Another desensitized, callous genius made a comment about frozen cat scene eliciting laughter from him and his friends. Who are the bleeding psychopaths now, huh? Another winner brought up the exchange, "She kept saying she loved me" with its response, "In her own way, she did" as proof of why the writer supposedly never received work again. The exchange is by the victim and the cop who was helping her in the end. The cop saying "in her own way, she did" is meant IRONICALLY. But today's low-IQ generation, having spent more time in the American public high schools learning how to not hurt anyone's "feewings" than developing critical thinking skills (critical thinking challenges the PC religion and that's all sorts of "racist/homophobic/xenophobic/blind-phobic/midget-phobic," as nauseam) seems to have lost all ability to grasp irony.

The film does have its faults. Who would be obsessed with Talia Shire? The woman is ugly as sin.

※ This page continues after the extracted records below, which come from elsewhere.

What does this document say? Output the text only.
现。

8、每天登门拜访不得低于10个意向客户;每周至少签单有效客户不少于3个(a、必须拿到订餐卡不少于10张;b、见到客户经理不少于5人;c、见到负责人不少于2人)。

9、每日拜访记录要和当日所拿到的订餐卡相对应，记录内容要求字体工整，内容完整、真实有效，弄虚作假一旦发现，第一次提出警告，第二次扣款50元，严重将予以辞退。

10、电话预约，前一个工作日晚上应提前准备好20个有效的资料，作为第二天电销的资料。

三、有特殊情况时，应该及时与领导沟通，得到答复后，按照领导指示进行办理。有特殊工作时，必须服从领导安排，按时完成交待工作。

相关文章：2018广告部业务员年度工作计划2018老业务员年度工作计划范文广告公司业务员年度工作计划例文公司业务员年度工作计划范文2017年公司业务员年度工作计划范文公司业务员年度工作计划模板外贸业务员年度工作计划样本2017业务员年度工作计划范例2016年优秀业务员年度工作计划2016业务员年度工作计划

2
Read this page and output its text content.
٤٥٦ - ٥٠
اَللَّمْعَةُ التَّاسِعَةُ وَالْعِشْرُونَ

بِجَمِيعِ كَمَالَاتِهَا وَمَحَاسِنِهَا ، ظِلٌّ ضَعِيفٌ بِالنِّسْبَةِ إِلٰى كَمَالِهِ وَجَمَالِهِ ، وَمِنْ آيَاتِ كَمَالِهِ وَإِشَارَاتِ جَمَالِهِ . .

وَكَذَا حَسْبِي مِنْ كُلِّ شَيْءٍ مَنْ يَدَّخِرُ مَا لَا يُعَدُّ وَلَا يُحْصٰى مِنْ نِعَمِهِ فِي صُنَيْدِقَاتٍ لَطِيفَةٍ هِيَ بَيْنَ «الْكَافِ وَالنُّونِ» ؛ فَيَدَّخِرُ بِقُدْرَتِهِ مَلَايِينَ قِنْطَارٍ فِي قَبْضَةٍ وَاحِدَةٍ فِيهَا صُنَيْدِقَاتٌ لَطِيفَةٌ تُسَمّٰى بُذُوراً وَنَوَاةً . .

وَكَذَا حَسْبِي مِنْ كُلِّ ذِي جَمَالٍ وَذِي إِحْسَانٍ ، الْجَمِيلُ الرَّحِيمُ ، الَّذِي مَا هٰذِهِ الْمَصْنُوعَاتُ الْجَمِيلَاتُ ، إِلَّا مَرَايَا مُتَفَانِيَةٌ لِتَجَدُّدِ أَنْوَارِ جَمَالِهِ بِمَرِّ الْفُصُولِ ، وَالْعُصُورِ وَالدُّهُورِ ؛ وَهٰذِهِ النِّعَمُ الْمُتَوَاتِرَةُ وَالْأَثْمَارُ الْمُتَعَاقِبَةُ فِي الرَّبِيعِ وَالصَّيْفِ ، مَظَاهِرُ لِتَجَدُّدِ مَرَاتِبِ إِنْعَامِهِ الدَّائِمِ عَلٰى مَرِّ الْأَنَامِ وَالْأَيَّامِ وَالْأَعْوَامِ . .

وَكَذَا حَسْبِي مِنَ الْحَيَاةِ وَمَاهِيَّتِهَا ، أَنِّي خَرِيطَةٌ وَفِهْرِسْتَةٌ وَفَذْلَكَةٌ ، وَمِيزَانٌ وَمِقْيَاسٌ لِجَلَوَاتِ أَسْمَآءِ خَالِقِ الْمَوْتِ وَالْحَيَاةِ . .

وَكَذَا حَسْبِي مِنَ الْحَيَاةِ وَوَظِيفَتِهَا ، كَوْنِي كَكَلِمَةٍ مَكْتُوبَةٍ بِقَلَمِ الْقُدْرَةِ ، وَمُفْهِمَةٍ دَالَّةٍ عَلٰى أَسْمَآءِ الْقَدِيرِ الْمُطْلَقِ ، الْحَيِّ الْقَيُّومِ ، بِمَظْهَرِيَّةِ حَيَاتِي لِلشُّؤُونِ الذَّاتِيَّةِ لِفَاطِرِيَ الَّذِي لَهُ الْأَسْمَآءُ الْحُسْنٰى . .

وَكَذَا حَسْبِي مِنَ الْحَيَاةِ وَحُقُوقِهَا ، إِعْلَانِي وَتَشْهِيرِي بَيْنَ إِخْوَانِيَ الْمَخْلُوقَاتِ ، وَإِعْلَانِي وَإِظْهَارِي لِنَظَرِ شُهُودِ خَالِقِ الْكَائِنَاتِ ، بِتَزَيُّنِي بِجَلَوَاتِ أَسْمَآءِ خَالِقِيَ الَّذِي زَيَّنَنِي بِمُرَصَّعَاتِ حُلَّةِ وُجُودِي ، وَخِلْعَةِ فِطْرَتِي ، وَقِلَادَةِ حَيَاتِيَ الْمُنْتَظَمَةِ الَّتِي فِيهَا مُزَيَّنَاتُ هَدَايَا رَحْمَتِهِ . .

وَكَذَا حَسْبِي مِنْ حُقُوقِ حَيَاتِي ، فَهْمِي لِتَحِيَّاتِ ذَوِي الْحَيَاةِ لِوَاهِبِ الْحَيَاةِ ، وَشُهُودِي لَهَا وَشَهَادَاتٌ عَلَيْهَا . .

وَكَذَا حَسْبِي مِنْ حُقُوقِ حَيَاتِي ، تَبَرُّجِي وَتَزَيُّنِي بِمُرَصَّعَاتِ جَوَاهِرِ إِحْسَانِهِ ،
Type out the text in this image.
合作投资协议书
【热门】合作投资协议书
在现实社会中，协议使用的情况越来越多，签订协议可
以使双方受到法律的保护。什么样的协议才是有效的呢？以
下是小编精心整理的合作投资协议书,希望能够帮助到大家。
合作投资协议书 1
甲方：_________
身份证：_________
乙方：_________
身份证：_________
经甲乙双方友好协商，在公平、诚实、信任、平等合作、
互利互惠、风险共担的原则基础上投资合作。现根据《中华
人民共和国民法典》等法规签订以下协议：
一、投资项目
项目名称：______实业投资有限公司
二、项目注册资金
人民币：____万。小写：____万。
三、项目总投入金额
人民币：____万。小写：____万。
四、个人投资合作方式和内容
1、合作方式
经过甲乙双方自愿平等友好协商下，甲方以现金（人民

The soundtrack sometimes falls trap to that '70s melodramatic saxophone-laden style, almost like what you'd hear in some private detective show.

Elizabeth Ashley, however, more than makes up for everything, especially with that killer performance at the end.

Look. If you're not a desensitized, politically "correct," brainwashed little piece of crap who lives his slave's life looking for things to feel "offended" by, and if you still know how to enjoy a film for what it is, then you should definitely find this effective.

As for the rest, go watch something safe and non-threatening, like "Transformers," you sad sacks. And while you keep parroting the party line, don't forget to continue paying your taxes while creating more future tax slaves as you wait to die.

How pathetic that you can't even read a halfway intelligent comment on a film anymore without some backwards freak bleating about "homophobia" or the host of other pillars of this pathetic, cultural Marxist religion that's gripped the dying West today.

What a hellish time to be alive.

Reviewed by jacegaffney 7 / 10

Genuinely Disturbing

WINDOWS reminds me of REFLECTIONS IN A GOLDEN EYE. When REFLECTIONS came out in 1967, it had the book thrown at it for being deviant, sick, perverse, reactionary, offensive, pretentious (which is such a mouthful that it makes one believe that the hater(s)doth protest too much). On top of these epithets, was the final body blow, and "just plain boring." It's difficult to be all of the above and be "just plain boring" to boot which is the reason I was compelled to check out both movies. I'm glad I did. WINDOWS is not the outright triumph REFLECTIONS IN A GOLDEN EYE is, but it's thoughtful and original about something that shouldn't be dismissed by film lovers out of court. It's not sleazy or exploitative; as a matter of fact, that's a major problem with it. It refuses to further sensationalize its wildly lurid "givens." It's artful enough in its intentions to try to suggest that the tragedy of urban life is not the violence of melodramatic evil, but the glass cubicles people live in that link and separate them in devastatingly emotional ways. Gordon Willis' direction is typical of a first time director. It suffers from being too studied but it's far from daft or moronic; visually, it's as thought through as REAR WINDOW, its obvious predecessor in voyeurism. But there's nothing in REAR WINDOW, as seriously naked and exposed as Elizabeth Ashley's performance. It's interesting that when great actors like Brando (in REFLECTIONS IN A GOLDEN EYE), and Ashley in WINDOWS attempt something that goes beyond the average viewer's opinion of how a homosexual SHOULD be portrayed, there's is an automatic reflex action on the part of said viewer to distance themselves from the performance, to laugh at it or automatically dismiss it as being "over the top." This response is, in fact, more reactionary than the sins that have been dumped in the picture's lap. WINDOWS is not as dumb or insensitive as the knee jerk response it provokes in most people who feign an interest in the dark side until it becomes too real.